How Close Is That Object? Depending on What You See Determines Your Emotional Closeness to Others

How far away an object seems to you may also tell how close you are to the people you love.

Huh?

A new study says that the brain region that helps people tell whether an object is near or far may also guide how emotionally close they feel to others and how they rank them socially, according to a study conducted at the Icahn School of Medicine at Mount Sinai, as reported at newswise.com.

The study focused on evidence for the existence of a “social map” in the hippocampus, the part of the brain that remembers locations in physical space and the order in which events occur. While previous studies had suggested that the hippocampus records a 3-dimensional representation of our surroundings when a key set of nerve cells fires, how the hippocampus contributes to social behavior had not been previously described.
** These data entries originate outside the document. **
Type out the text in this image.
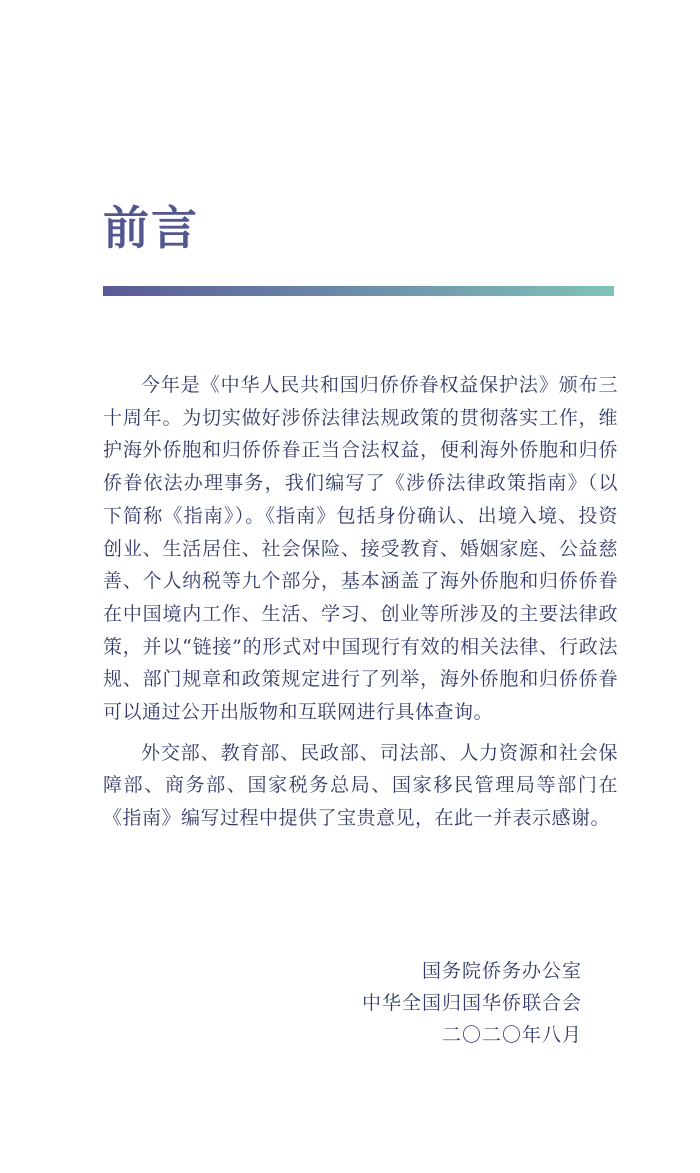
前言

今年是《中华人民共和国归侨侨眷权益保护法》颁布三十周年。为切实做好涉侨法律法规政策的贯彻落实工作，维护海外侨胞和归侨侨眷正当合法权益，便利海外侨胞和归侨侨眷依法办理事务，我们编写了《涉侨法律政策指南》（以下简称《指南》）。《指南》包括身份确认、出境入境、投资创业、生活居住、社会保险、接受教育、婚姻家庭、公益慈善、个人纳税等九个部分，基本涵盖了海外侨胞和归侨侨眷在中国境内工作、生活、学习、创业等所涉及的主要法律政策，并以“链接”的形式对中国现行有效的相关法律、行政法规、部门规章和政策规定进行了列举，海外侨胞和归侨侨眷可以通过公开出版物和互联网进行具体查询。

外交部、教育部、民政部、司法部、人力资源和社会保障部、商务部、国家税务总局、国家移民管理局等部门在《指南》编写过程中提供了宝贵意见，在此一并表示感谢。

国务院侨务办公室
中华全国归国华侨联合会
二〇二〇年八月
“By quantifying the response patterns of people making decisions based on social interactions, we found that the hippocampus tracks relationships, intimacy and hierarchy within a kind of ‘social map’,” says Rita Tavares, PhD, postdoctoral fellow in the Schiller Laboratory of Affective Neuroscience at the Icahn School of Medicine at Mount Sinai. “Our data suggests a common mechanism for how the brain codes for physical space, time and for social relationships.”

 Well, I can't see objects more than five feet away from me without my glasses so I hope that doesn't make me a sociopath!

Previous social psychology studies and theory had identified two main factors that define social relationships: power (competence, dominance, hierarchy) and affiliation (intimacy, trustworthiness, love). In the new study, Mount Sinai researchers gauged participants’ sense of affiliation and power using a social space model: in a role-playing game, healthy subjects were tasked with finding a new home and job through power and affiliation interactions with virtual cartoon characters.

“We found that participants who reported better social skills showed better hippocampal tracking of the movement of the game characters through that social space,” says Daniela Schiller, PhD, Assistant Professor of Psychiatry and Neuroscience and Lab Director of the Schiller Laboratory for Affective Neuroscience at the Icahn School of Medicine at Mount Sinai. “Our results suggest that the hippocampus is crucial for social cognition and imply that beyond framing physical locations, the hippocampus computes a more general, inclusive, abstract and multidimensional social map.”

Navigating through social space may be relevant to many disorders that impair social cognition, such as sociopathy, borderline personality disorder, schizophrenia, depression and autism. Many of these disorders are known to involve hippocampal dysfunction. The current study results predict that an impaired geometric representation of social space in the hippocampus may occur across psychiatric populations.